Le premier touche les règles réaffirmées et développées dans le Protocole additionnel I de 1977 concernant la conduite des hostilités. Restant au niveau des principes, la portée concrète de ces règles mérite une nouvelle réflexion, notamment au vu d'expériences récentes. Quelle est l'exacte définition d'un objectif militaire, l'ampleur acceptable des dommages incidents, les limitations imposées par la protection de l'environnement, toutes ces questions doivent être revues sur la base d'expériences pratiques pour donner à chacun, en particulier aux militaires, une vision plus précise, et si possible universellement agréée, de leur contenu.

Le second réside dans les nombreuses violations du droit humanitaire, qui doivent nous interpeller sur les moyens de les faire mieux respecter. Pour ce faire, il faut chercher à mieux comprendre les causes des violations. A côté de l'ignorance, il y a aussi, souvent hélas, le mépris. La vaste enquête entreprise par le CICR auprès de victimes de la guerre dans de nombreuses situations conflictuelles démontre que bien souvent les normes humanitaires ne sont pas violées par ignorance, mais délibérément. Et cela pour deux raisons principales: soit parce que ces normes sont contraires aux objectifs politiques de ceux qui mènent la guerre; soit parce que ceux qui se battent se sont déconnectés de la société et agissent en dehors des normes sociales traditionnelles. Face à ces pratiques pourtant contraires au droit international humanitaire, tels les déplacements forcés ou l'implantation de sa propre population dans des territoires occupés, les organisations humanitaires sont impuissantes. Dans ces situations, le droit humanitaire n'est plus cet îlot d'humanité inviolable et incontestable qu'il est censé être et ces organisations en sont alors réduites à chercher à protéger l'intérêt immédiat des victimes, soit à éviter les meurtres, viols ou autres mauvais traitements. De facto, on a donc réduit la portée du droit humanitaire.

Ces compromis sont-ils des compromissions?

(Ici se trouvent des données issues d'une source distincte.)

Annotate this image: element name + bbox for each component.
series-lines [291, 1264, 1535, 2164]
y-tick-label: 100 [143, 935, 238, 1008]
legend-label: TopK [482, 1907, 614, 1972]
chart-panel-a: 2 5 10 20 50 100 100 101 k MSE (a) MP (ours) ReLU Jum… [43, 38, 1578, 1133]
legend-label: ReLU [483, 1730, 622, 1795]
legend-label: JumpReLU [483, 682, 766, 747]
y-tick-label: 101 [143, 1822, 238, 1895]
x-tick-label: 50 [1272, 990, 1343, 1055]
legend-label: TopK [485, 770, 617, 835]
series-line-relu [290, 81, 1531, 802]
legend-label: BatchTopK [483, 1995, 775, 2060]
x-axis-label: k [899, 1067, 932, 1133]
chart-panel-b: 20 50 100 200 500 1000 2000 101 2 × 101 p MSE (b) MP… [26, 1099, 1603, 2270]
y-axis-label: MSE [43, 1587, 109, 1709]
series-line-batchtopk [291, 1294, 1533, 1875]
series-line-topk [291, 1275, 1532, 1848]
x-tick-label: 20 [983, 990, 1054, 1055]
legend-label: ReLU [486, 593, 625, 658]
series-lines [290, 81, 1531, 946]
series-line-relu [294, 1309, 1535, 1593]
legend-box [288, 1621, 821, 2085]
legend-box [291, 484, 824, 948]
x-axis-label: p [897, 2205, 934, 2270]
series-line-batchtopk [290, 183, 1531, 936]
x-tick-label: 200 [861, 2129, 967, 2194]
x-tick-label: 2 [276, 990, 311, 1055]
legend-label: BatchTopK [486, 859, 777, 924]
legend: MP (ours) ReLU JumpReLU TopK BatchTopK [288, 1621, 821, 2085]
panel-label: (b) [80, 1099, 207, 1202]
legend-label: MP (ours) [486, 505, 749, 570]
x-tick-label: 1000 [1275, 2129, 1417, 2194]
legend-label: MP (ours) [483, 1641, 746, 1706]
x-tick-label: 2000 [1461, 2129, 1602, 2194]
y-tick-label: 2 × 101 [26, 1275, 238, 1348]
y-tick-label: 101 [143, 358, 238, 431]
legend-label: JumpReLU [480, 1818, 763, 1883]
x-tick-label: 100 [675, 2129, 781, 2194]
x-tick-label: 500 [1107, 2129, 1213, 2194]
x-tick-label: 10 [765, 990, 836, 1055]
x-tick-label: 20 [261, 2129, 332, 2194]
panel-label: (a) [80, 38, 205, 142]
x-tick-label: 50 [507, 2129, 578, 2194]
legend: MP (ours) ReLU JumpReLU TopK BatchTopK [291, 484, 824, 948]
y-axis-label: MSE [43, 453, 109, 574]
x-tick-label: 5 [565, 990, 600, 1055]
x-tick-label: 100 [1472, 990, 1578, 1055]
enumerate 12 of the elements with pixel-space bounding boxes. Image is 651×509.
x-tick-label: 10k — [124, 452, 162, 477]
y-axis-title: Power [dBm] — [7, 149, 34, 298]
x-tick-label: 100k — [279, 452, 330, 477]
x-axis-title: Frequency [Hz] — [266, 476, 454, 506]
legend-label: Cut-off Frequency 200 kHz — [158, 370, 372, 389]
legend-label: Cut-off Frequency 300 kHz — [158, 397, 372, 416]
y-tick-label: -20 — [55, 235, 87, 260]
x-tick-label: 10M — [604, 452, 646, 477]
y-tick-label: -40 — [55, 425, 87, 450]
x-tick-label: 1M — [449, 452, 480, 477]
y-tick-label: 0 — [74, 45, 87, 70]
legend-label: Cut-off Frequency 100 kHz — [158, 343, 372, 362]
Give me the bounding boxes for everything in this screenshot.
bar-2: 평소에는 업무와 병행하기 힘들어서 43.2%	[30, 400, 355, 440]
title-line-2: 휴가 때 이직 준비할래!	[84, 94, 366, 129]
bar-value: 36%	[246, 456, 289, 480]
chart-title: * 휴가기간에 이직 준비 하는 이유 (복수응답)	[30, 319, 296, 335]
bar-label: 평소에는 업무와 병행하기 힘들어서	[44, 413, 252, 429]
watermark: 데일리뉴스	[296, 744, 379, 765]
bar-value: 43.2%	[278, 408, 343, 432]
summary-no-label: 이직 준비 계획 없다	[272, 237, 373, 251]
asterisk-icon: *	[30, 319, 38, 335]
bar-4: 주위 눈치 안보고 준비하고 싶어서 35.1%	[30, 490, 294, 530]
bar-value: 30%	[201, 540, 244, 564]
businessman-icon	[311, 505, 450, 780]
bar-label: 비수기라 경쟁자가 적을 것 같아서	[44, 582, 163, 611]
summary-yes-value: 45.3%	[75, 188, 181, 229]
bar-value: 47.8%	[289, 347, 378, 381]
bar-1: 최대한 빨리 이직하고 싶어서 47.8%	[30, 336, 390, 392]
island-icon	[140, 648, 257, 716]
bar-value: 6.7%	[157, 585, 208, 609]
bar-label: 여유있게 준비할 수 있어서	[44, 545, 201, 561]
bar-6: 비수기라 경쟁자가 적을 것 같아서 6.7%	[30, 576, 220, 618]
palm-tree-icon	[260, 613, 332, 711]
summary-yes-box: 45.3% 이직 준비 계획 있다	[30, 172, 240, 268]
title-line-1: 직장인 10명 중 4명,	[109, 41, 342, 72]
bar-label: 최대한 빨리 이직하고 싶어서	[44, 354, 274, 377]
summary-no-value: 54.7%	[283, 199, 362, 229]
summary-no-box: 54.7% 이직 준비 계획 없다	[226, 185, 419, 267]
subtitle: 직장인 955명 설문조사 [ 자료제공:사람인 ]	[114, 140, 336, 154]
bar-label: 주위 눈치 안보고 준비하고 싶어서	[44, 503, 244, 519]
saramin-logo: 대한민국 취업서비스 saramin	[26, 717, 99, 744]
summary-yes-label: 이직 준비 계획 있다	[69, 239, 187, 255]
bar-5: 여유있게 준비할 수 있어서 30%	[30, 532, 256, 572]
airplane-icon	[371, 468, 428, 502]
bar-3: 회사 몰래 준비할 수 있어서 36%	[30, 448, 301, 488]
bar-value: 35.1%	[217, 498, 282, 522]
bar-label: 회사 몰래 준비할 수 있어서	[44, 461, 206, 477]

Je ne le pense pas dans la mesure où il est clairement établi et proclamé que cette adaptation de l'action humanitaire n'est en rien l'acceptation d'un affaiblissement des normes. Mais cette "politisation", ou cette "pollution" du droit humanitaire est d'autant plus préoccupante qu'elles forcent même parfois les organisations humanitaires à abandonner le terrain. C'est notamment le cas dans des guerres à tendance génocidaire où l'humanitaire n'a plus aucune place, ou dans des situations de désordre généralisé, où il n'y a guère d'autre loi que celle du plus fort. On n'hésite plus dès lors à piller les convois humanitaires ou à tuer ses agents, qui n'ont plus d'autre choix que de partir. La persuasion, seule "arme" des organisations humanitaires, n'est alors plus suffisante. C'est alors que la réflexion sur d'autres moyens prend toute son importance, notamment sur la répression pénale, la pression collective et l'intervention armée. En réalité, on assiste probablement à une évolution fondamentale du rapport entre le droit international humanitaire et l'ordre international. A l'origine, le droit international humanitaire ne remettait pas en cause la guerre elle-même. La limitation par le Pacte de la Société des nations, puis l'interdiction par la Charte de l'ONU de toute guerre internationale offensive ont marginalisé le droit international humanitaire, qui est devenu une bouée de sauvetage en cas de violation du droit international général.